EI premium hikes coming: economist
Could take effect in 2011
Last Updated: Tuesday, October 6, 2009 | 2:00 PM ET
CBC News
Canadian workers and employers might see big increases in their employment insurance premiums, a new study suggests.
The study, released by Dale Orr Economic Insight on Tuesday, said that if the federal government is to meet its economic targets by 2014-15, employees would have to pay an extra $632 over four years. Employers' payments would increase more than $884 per worker in the same period.
NDP Leader Jack Layton has supported the minority Conservatives because of their promise to expand Employment Insurance benefits, but a new study suggests big premium increases are on the way. (CBC) Orr, a leading Canadian economist, looked at Ottawa's revised economic outlook issued on Sept 10. While the government has promised not to raise taxes or cut payment programs to individuals and the provinces, "what the government did not mention was that this pace of deficit reduction relies heavily on large increases in Employment Insurance (EI) revenues over the 2011-2014 period," Orr said.
Increasing premiums amounts to increasing taxes, Orr told CBC News.
"What myself and a lot of other economists object to when the government tries to raise revenue this way —obviously increased EI premiums, from the workers' point of view, it's a tax on their work … and from the employers' point of view, it's a tax on their hiring," he said.
"This is a most perverse way for the government to collect revenue," he added, because of its negative effects on economic growth. "It would hit the lowest-income workers the most.
'They have not been upfront at all with their plan to collect increased EI premiums.'— Dale Orr, economist
"The EI premiums fall disproportionately on lower-paid workers, so it's perverse in that equity sense as well."

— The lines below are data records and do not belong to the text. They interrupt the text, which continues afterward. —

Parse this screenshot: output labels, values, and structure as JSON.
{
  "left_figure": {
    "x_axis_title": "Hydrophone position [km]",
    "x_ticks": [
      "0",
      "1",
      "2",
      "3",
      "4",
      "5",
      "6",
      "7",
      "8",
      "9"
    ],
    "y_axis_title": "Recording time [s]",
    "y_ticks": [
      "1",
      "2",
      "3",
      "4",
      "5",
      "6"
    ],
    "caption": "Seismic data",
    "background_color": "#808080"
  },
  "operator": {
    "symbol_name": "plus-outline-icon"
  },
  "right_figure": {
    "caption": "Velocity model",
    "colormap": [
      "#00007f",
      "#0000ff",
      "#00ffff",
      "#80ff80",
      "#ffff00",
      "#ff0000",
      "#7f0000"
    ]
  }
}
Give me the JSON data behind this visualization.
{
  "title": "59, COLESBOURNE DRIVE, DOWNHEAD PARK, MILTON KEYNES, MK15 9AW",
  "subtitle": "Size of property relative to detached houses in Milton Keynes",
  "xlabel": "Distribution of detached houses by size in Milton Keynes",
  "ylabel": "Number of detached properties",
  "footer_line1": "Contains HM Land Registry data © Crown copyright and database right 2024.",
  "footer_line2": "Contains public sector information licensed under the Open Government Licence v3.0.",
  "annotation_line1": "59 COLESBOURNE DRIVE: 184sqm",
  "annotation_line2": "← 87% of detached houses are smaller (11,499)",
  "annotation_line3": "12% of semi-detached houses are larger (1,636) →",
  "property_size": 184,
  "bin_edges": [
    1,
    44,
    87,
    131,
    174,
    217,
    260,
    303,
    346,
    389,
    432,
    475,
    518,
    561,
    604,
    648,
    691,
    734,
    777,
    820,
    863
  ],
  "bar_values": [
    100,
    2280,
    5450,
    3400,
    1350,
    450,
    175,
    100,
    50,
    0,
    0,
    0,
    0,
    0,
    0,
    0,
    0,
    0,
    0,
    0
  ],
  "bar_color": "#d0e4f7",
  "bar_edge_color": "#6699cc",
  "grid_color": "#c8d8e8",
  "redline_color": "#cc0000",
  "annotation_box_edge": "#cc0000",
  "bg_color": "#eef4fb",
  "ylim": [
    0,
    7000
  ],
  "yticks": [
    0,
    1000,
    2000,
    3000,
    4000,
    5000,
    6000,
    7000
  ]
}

Orr had harsh words for the government for not being open about its plans. "This is … buried within their document. They have not been upfront at all with their plan to collect increased EI premiums."
He also faulted the opposition for not pointing out the lack of disclosure.
The analysis concludes that the increases would total about $15.5 billion by the 2014-15 timetable laid out in last month's update for balancing the budget. Ottawa has acknowledged returning to surplus would likely require increases in premiums.
Premiums must rise from the current $1.73 per $100 of earnings — which will be frozen for another year— to $2.33 over the next five years, Orr said. That would mean an accumulated extra payment of $632 for every worker earning more than the bottom threshold of $42,300.
As well, employers will need to pay about $884 per worker during the period.
Rather than taxing employment and job creation, Orr suggested Ottawa should increase the GST by one point for two years to make up the difference.